New Delhi, Jan 18 (PTI) The data protection bill has been structured in a manner to give overriding power to the government and make the Data Protection Authority binding to the directions of the government, Congress Lok Sabha MP Manish Tewari said on Tuesday.
His views during a panel discussion organised by industry bodies CUTS, CCAOI and Internet Society were supported by BJD Rajya Sabha MP Amar Patnaik.
"Fundamentally, the manner in which the bill has been structured, it gives an overriding veto to the government. I think there is a particular section towards the end of the bill which says that the data protection authority would be bound by the direction of the government," Tewari said.
Patnaik cited the sections linked to the issue raised by Tewari.
"It says that what is public policy will be determined by the government and it will be binding on the Data Protection Authority (DPA)...," Patnaik said.
The draft personal data protection bill described DPA will be responsible to handle the affairs related to the implementation of the bill, handle grievances and adjudicate on the data related issues.
Tewari said that as per the structure of the bill, the government directions to the DPA goes beyond narrow remit of the policy which essentially says that the government will lay down the writ what DPA will do and what DPA will not do.
"It essentially takes away the independence of the regulator completely.
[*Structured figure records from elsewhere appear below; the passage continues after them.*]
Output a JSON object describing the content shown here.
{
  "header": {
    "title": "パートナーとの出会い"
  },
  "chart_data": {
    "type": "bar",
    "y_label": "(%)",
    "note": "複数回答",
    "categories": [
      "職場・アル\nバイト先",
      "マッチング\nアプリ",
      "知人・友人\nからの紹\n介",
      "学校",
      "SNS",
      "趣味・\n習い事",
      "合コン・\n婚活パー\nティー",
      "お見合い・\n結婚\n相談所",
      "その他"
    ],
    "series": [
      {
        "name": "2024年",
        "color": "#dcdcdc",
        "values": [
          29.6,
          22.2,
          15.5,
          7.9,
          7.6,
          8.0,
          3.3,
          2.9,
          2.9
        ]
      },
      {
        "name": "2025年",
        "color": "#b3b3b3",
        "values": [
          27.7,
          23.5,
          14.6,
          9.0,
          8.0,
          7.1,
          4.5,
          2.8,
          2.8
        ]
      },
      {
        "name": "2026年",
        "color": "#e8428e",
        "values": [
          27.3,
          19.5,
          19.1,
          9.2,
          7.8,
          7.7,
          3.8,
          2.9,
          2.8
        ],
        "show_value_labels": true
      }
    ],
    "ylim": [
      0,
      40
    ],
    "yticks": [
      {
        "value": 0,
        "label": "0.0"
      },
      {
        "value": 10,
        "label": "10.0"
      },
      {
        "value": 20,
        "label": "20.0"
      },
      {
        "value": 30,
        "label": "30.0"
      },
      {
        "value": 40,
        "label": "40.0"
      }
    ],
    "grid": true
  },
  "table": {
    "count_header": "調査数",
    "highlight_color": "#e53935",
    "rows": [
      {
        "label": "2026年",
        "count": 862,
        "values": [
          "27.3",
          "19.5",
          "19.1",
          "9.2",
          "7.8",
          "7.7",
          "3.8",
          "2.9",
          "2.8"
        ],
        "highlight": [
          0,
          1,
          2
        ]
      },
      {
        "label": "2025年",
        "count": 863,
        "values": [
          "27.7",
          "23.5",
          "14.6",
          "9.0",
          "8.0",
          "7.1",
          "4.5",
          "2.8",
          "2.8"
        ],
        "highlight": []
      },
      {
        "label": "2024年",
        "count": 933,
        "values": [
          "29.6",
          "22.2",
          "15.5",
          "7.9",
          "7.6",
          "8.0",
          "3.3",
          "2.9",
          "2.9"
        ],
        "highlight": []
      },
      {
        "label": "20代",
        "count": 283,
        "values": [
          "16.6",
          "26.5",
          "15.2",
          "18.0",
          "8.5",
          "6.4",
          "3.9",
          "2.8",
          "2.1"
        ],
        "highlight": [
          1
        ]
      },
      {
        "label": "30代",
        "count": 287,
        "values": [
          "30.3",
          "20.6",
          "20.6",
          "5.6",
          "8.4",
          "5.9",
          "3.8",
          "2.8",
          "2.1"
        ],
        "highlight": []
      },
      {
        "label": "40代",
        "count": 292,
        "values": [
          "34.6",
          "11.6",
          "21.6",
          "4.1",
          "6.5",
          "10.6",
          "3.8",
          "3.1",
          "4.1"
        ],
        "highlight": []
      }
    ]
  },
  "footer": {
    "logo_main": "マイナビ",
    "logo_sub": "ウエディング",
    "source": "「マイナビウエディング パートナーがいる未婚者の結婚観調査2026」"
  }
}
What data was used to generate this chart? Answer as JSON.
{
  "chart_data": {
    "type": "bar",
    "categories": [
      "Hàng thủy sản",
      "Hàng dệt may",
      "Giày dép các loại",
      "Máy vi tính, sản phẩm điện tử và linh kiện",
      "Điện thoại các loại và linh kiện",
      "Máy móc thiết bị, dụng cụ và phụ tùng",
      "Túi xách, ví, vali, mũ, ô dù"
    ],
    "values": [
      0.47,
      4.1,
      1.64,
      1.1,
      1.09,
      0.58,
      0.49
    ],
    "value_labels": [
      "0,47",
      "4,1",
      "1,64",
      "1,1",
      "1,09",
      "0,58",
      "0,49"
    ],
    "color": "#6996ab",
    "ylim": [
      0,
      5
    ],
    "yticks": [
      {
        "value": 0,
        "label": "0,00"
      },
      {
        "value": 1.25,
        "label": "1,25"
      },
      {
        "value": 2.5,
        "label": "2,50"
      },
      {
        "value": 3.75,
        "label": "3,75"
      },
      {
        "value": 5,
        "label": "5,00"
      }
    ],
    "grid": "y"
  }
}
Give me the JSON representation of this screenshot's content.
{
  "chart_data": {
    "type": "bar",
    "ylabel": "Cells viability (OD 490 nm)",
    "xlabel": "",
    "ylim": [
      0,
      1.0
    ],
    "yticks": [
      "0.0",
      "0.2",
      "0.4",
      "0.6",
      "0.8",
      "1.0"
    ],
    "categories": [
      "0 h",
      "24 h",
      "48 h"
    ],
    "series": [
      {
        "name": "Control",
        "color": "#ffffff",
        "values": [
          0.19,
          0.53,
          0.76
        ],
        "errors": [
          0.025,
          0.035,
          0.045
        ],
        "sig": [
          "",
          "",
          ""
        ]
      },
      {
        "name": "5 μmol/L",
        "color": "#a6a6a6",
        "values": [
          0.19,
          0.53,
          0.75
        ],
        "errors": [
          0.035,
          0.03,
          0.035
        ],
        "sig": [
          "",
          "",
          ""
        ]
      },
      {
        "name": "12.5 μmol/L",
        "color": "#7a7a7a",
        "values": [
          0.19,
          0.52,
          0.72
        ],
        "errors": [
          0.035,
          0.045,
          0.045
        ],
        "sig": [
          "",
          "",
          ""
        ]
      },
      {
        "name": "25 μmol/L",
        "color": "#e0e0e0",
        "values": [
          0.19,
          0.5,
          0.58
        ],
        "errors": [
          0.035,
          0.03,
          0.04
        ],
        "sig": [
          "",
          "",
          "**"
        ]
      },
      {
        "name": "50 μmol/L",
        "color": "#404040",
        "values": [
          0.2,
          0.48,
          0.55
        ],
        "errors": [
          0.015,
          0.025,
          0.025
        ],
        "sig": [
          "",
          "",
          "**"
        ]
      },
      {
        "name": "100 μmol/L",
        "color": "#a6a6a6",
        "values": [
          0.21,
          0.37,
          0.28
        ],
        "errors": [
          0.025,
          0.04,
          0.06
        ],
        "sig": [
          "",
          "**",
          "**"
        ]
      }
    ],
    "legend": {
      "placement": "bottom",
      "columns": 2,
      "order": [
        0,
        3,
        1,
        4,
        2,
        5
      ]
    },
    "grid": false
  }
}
I don't think this is going to stand the test of legal scrutiny," Tewari said.
He alleged that the draft bill tabled in Parliament was not based on recommendations of retired Supreme Court judge Justice BN Srikrishna who led the committee for developing the draft of the personal data protection (PDP) bill.
The Joint Parliamentary Committee report on the Data Protection Bill was tabled in both Houses of Parliament during the winter session.
"This is no longer a personal data protection bill. It is a Data Protection Bill," Tewari said.
He claimed that the bill in present form will not be able to qualify legal scrutiny.
Tewari said that the bill has laid down certain general principles but its implementation is going to be a "nightmare".
He said that there are a lot of things on the internet which should not be accessible to children but there should be no age stipulation for children friendly websites.
"Does it (the bill) really measure up on the touchstone of the 'Right to Privacy' judgment which is 9 judge bench judgment of the Supreme Court. The more I think about it, the more I find that the bill as it is currently structured may not be found to be constitutional. That is one aspect which the government is not prepared to consider," Tewari said.
Patnaik, who has submitted dissent note against the bill, said that citizen will be running to the court to enforce their rights against the states and their agency but the wordings in the bill that the 'Centre government may decide' or "as may be prescribed by the central government" are leaving it to the "whims and fancies" of the central government which makes the entire structure very unstable.